Barack Obama has welcomed proposed legislation to overhaul the US immigration system, saying it is consistent with his hopes for legalising an estimated 11m undocumented immigrants.
Earlier, the president was briefed on the draft bill by Senators Chuck Schumer and John McCain – leaders of the so-called gang of eight who have negotiated the bipartisan legislation.
Plans for a major public launch were put on hold following the bombings in Boston, but an outline of the bill was released on Tuesday afternoon.
It includes a route to citizenship for undocumented immigrants who have lived in the US since December 31, 2011, as well as anyone who has close family members in the US deported for non-criminal reasons before that date. In exchange, the Senate proposes to tighten immigration at US borders to prevent further illegal entry in future. Measures include building a wall along parts of the Mexican border and calling in the National Guard.

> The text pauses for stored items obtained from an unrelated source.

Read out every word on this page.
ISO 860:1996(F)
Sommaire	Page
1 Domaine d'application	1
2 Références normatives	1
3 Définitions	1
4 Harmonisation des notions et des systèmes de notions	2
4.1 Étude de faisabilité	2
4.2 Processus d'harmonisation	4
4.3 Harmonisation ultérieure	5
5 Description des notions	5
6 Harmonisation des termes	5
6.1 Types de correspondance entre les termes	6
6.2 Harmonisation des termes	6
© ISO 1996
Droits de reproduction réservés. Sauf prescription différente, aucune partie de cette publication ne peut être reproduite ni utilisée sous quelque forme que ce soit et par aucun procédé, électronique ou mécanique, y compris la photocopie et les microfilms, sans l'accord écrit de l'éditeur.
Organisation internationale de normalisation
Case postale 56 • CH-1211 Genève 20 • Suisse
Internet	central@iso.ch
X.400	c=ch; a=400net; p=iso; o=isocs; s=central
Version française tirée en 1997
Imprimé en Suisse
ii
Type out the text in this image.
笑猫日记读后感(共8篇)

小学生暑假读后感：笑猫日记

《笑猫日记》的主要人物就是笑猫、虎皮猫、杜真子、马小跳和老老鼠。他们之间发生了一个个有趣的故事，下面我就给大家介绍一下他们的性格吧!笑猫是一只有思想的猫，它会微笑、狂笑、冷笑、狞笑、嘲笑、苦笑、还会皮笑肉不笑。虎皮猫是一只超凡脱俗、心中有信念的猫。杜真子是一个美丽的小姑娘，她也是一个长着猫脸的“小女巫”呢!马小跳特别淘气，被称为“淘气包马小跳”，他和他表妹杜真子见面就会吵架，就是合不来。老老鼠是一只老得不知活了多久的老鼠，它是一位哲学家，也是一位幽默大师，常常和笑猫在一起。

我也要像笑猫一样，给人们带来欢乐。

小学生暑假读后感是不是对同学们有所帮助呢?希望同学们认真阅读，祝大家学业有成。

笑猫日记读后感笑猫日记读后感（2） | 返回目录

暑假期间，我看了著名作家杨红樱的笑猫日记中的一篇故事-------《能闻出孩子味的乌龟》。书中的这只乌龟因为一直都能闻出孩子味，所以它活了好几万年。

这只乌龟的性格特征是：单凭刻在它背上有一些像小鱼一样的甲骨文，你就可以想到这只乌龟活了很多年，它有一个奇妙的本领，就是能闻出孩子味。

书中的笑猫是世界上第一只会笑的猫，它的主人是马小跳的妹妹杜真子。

“This bill is clearly a compromise, and no one will get everything they wanted, including me,” said Obama. “But it is largely consistent with the principles that I have repeatedly laid out for comprehensive reform.” “This bill would continue to strengthen security at our borders and hold employers more accountable if they knowingly hire undocumented workers. It would provide a pathway to earned citizenship for the 11 million individuals who are already in this country illegally.”
The bill is likely to receive Senate support but must still pass the House of Representatives where some Republicans are likely to be more sceptical.